Em maio de 2016, quando Dilma foi afastada, a dívida bruta do setor público era de 68,6% do PIB. No fim de 2017, após um ano e meio de gestão do usurpador Michel Temer, ela subiu para 74% do PIB. Chegou a 77,2% ao fim de 2018 e sofreu uma queda para 75,8% no fim de 2019, devido à redução das operações compromissadas (venda de títulos) e ao arrocho promovido pelo austericídio fiscal.
PT propõe revogação da Lei do Teto dos Gastos
No fim de setembro passado, o Partido dos Trabalhadores apresentou o seu Plano de Reconstrução e Transformação do Brasil, que propõe, entre outras medidas, a revogação da Emenda Constitucional 95, aprovada pelo Congresso sob Temer em 2018. “É fundamental revogar o chamado teto de gastos, que, se mantido, exigirá um corte expressivo dos gastos públicos já em 2021, quando ainda estaremos em uma situação de enfrentamento dos efeitos da pandemia”, aponta o plano.
A regra do teto de gastos impede crescimento dos investimentos públicos até 2038, e por conta dele a política fiscal de Bolsonaro-Guedes vai impor, em 2021, um corte brutal no Orçamento da União. “O governo vai ter de tirar 8% do PIB do orçamento público, que já vem deprimido e sofrendo sucessivos cortes desde o Golpe de 2016, que tirou Dilma da Presidência da República”, apontou o economista Aloizio Mercadante, presidente da Fundação Perseu Abramo, na ocasião do lançamento do plano.
“Essa armadilha de ortodoxia fiscal é uma armadilha autoimposta. Como tirar R$ 580 bilhões da economia no próximo ano?”, questionou Mercadante. Ele lembrou que esse ajuste já era considerado inadequado em tempos normais, por forçar a redução do investimento público e do gasto social.
O enfrentamento da pandemia exige é um aumento expressivo dos gastos públicos. “A saída da pandemia, que dependerá da coordenação do Estado e da retomada do investimento, ao mesmo tempo em que se fortalecem os mecanismos de distribuição de renda e investimento social, deve seguir exigindo um volume expressivo de recursos a serem gastos pelo Estado brasileiro”, diz o texto do plano. “Diante dessa realidade, é fundamental pensar em medidas que permitam angariar recursos para que estes gastos não sejam financiados exclusivamente por meio de endividamento público.”
O PT propõe então a adoção de medidas tributárias como a contribuição sobre altas rendas, grandes patrimônios e grandes heranças, assim como aumento da tributação sobre os lucros e dividendos, sobre juros de capital próprio, sobre o setor financeiro e extrativista.

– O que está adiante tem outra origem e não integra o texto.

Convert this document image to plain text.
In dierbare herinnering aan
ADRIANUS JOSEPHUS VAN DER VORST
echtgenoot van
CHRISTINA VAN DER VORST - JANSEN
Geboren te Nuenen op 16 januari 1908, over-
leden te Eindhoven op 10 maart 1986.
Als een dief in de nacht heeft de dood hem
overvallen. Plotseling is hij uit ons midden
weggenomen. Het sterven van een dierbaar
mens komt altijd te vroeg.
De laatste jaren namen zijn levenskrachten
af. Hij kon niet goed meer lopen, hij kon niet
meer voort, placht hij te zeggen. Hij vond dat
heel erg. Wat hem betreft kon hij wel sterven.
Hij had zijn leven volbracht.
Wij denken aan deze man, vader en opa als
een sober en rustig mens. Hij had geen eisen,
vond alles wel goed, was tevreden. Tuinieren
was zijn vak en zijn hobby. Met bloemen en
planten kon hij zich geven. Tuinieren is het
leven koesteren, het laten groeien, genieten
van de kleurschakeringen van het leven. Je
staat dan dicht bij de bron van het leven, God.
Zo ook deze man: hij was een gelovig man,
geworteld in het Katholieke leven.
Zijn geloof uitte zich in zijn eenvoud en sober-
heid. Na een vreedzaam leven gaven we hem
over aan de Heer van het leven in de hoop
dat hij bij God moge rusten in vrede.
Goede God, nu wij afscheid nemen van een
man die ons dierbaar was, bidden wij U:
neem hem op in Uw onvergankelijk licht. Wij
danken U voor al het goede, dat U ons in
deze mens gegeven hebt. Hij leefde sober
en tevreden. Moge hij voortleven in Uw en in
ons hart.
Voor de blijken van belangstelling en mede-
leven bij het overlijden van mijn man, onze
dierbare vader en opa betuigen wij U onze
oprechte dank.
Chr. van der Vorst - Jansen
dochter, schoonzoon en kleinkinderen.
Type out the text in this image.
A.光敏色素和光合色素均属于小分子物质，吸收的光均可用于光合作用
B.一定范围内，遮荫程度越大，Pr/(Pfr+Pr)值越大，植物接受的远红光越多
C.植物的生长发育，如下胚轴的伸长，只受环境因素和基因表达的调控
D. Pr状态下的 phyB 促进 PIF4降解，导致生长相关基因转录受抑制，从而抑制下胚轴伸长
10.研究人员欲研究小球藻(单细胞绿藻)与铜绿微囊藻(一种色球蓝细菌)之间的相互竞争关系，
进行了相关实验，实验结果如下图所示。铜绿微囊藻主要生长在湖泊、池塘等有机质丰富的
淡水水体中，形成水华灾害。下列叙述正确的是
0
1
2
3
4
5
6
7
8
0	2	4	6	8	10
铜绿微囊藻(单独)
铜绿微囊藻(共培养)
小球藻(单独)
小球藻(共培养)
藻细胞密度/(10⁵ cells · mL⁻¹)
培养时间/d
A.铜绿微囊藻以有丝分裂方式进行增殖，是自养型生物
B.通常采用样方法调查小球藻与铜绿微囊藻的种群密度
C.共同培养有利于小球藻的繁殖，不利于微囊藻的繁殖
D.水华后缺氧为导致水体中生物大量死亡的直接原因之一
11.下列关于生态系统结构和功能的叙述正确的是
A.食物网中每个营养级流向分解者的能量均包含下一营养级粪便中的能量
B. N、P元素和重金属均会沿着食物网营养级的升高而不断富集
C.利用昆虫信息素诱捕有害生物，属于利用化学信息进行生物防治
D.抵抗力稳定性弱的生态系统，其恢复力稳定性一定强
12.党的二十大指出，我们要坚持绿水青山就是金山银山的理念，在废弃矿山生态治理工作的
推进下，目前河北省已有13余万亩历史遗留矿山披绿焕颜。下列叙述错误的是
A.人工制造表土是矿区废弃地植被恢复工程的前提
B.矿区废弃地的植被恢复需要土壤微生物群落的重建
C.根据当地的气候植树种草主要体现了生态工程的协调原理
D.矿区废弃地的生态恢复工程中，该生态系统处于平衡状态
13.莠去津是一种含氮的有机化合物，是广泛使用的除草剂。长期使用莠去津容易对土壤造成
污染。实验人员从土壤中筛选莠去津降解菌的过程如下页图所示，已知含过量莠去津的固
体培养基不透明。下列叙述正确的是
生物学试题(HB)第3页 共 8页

A ideia dessa reforma tributária que inclui impostos para os ricos busca compor um Fundo Solidário de Combate à Pandemia e Reconstrução do Brasil. “Parte dessas medidas abre caminho para a realização de uma reforma tributária justa, solidária e sustentável”, lembra Mercadante. Esse projeto de reforma tributária está no Congresso e foi apresentado pelos partidos de oposição ainda em 2019.
A Lei do Teto dos Gastos impôs uma ortodoxia fiscal permanente com um teto declinante nos gastos públicos por 20 anos, mas também com a modulação do resultado primário e da regra de ouro. “É preciso substituir o atual arcabouço fiscal ultrapassado, rígido e complexo, por uma regra simples, flexível, que permita ao Estado investir e garantir direitos ao mesmo tempo em que cria um horizonte de estabilidade fiscal no médio e longo prazo”, avaliou Mercadante.
Conforme o plano do PT, em um cenário de contração da produção, da renda e do emprego, agravado pela crise sanitária, mitigar os efeitos da pandemia é responsabilidade pública do Estado. “Momentos fora da normalidade exigem respostas excepcionais”, diz o texto do plano. “Nesse caso, isso significa não apenas a flexibilização de metas fiscais, mas a adoção de medidas como o financiamento e o uso dos recursos da conta de equalização cambial e os ganhos patrimoniais das reservas internacionais para viabilizar o financiamento dos gastos necessários ao enfrentamento dos efeitos da Covid-19.”